Westminster’s Night Stars initiative offers “assistance and support to women and those in need or who are vulnerable due to intoxication”, with volunteers wearing pink reflective vests bearing various logos including that of one of its partners: the Metropolitan Police.

It is, of course, debatable whether glimpsing that logo would provide reassurance to a drunk woman alone on the streets in need of help.

Searching for comments in praise of how the coronation weekend was policed, I entered the phrase “Metropolitan Police hailed” into Google. “Did you mean: met police jailed?” it asked, showing me a disturbing array of news stories about criminal policemen: David Carrick, the serial rapist who considered himself “untouchable” due to his job; Liam Boshein, who was jailed after sending a “frankly repulsive” extreme pornographic image to a trainee colleague as “banter”; Thomas Andrews, who assaulted a woman by pushing her to the ground and received both a prison sentence and restraining order; and Sam Grigg, who tied up his female housemate with duct tape and when threatened with being reported said: “Who are you going to tell?
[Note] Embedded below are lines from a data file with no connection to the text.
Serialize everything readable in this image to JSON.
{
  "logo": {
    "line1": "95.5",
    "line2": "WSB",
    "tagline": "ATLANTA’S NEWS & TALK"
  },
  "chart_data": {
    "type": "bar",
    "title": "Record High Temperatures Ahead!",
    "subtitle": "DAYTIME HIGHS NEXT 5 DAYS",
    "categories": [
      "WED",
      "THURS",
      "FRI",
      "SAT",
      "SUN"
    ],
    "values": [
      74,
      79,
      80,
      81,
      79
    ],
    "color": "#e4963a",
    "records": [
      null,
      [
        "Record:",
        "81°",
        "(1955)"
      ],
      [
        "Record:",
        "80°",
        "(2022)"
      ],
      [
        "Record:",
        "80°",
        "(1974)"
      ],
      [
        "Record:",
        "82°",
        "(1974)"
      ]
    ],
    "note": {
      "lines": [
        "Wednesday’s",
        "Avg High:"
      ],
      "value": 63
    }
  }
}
I’m the police.”

It remains to be seen what further action, if any, results from the arrests of the Night Stars volunteers, one of whom is a supporter of Extinction Rebellion and had an XR badge on his hat, but the very suggestion that possession of rape alarms might be treated similarly to the possession of super-strength glue, or the bamboo structures used by groups like Extinction Rebellion to create blockades, is alarming indeed.
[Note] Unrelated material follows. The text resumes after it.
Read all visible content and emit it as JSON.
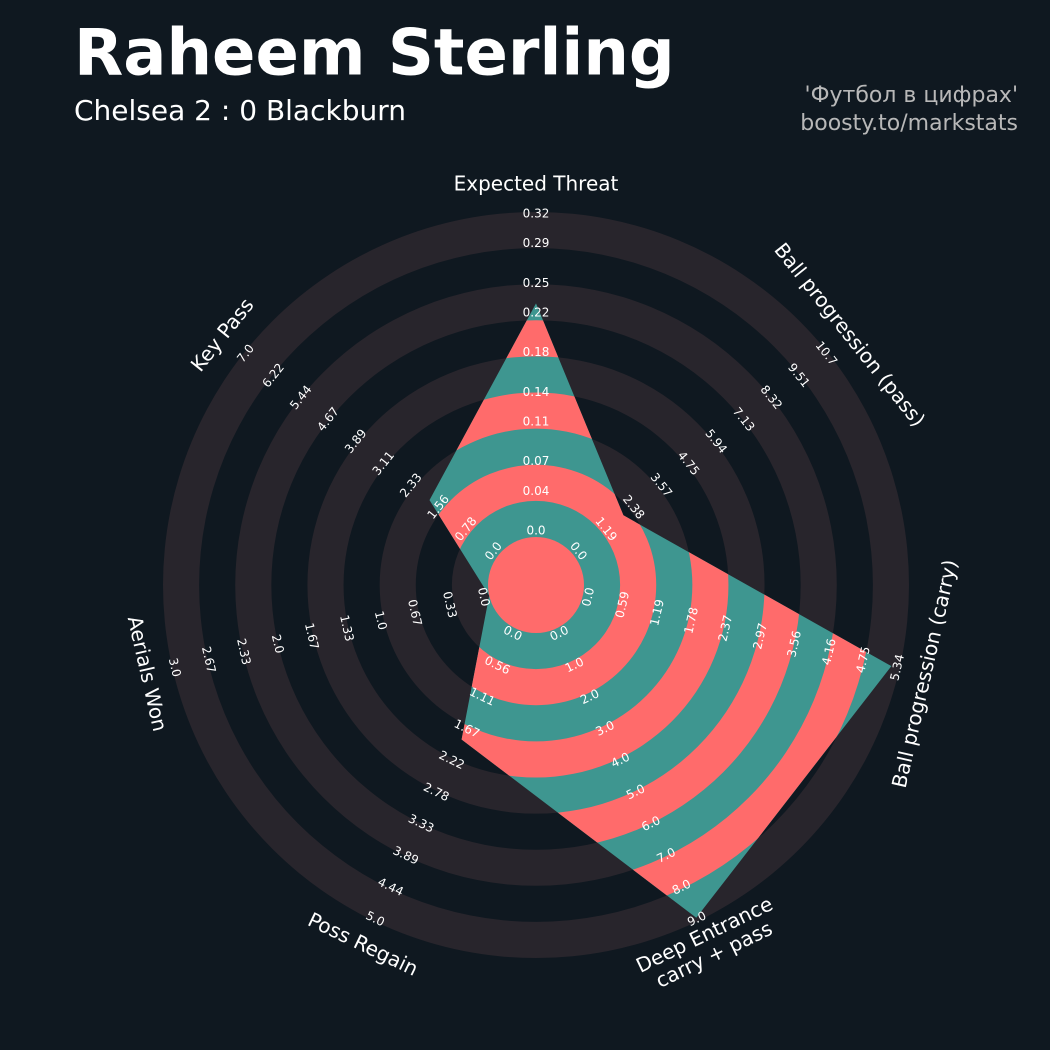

READ MORE: Dominic Raab's plan to scrap Human Rights Act 'won’t be coming back'

I was struck by one comment on Twitter that dismissed the possibility there might be legitimate reasons to hand out rape alarms on the night before the coronation, “when the streets were full of people camping out, thousands of police on duty and the anti-monarchists thought woman [sic] would be raped”.
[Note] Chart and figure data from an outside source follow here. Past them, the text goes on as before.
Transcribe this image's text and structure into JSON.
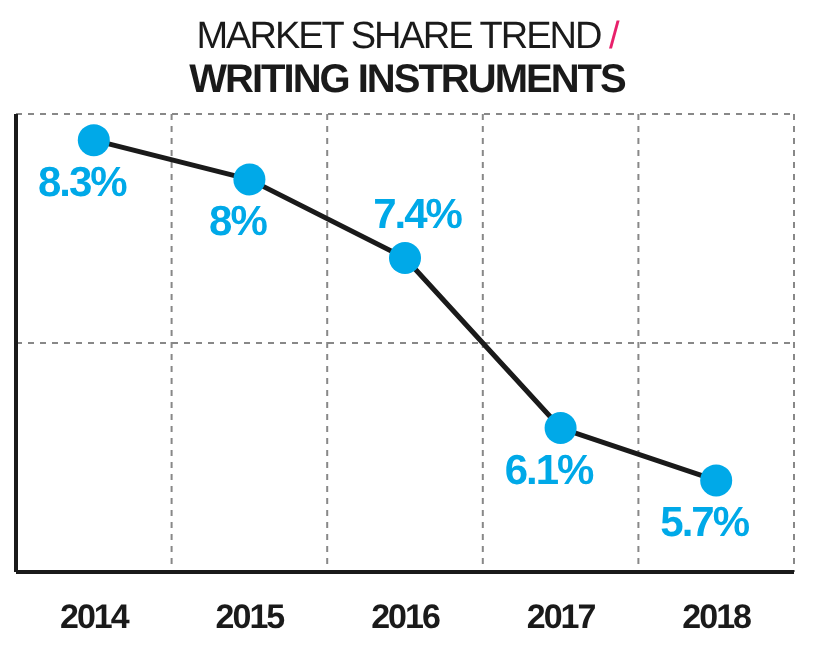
{
  "chart_data": {
    "type": "line",
    "title": "MARKET SHARE TREND /",
    "subtitle": "WRITING INSTRUMENTS",
    "categories": [
      "2014",
      "2015",
      "2016",
      "2017",
      "2018"
    ],
    "series": [
      {
        "color": "#1a1a1a",
        "colors": [
          "#00a9e8",
          "#00a9e8",
          "#00a9e8",
          "#00a9e8",
          "#00a9e8"
        ],
        "values": [
          8.3,
          8,
          7.4,
          6.1,
          5.7
        ],
        "value_labels": [
          "8.3%",
          "8%",
          "7.4%",
          "6.1%",
          "5.7%"
        ]
      }
    ],
    "marker": "circle",
    "ylim": [
      5,
      8.5
    ],
    "grid": true
  }
}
Yes, because we all know that spontaneous tent villages are safe havens where no-one is ever harmed, and that women always loudly call out for a nearby police officer when being subjected to sexual assault, never freezing in fear.

Perhaps the tweeter missed the news that a man was last year charged with two counts of sexual assault after allegedly exposing himself and pushing into two women as they all stood in the long queue to see the Queen’s coffin lying in state.

The Mail on Sunday reported last month of “Extremists’ vile plot to spook king’s horses with rape alarms”. Professor Colin Davis, a psychology professor and regular participant in Extinction Rebellion protests, highlights that the story appears to draw a link between this “vile plot” and groups of both environmental activists and republicans. One might think it strange that either of those groups – especially the former – would choose to target animals as part of a protest.

Davis notes that in addition to reporting on the claims about rape alarms from “security sources”, the Mail on Sunday found a tweet from the English Constitution Party, which stated: “Coronation eggs welcome. Bring rape alarms.” He suggests that “quite possibly the claims about plans to throw alarms was a conflation with the eggs”.

The Metropolitan Police announced in advance of last weekend that their “tolerance for disruption” would be low, and that they would “deal robustly with anyone intent on undermining this celebration”. Is it the role of the police to ensure celebrations are not “undermined”? Ensuring public safety is one thing – but it’s unclear how confiscating republican placards contributed to that aim.

Perhaps it will turn out that the late-night volunteering was an ingenious cover story for a plan to startle horses and cause coronation carnage hours later. The alternative – that the police set out to find someone, anyone, carrying rape alarms to arrest – does not bear thinking about.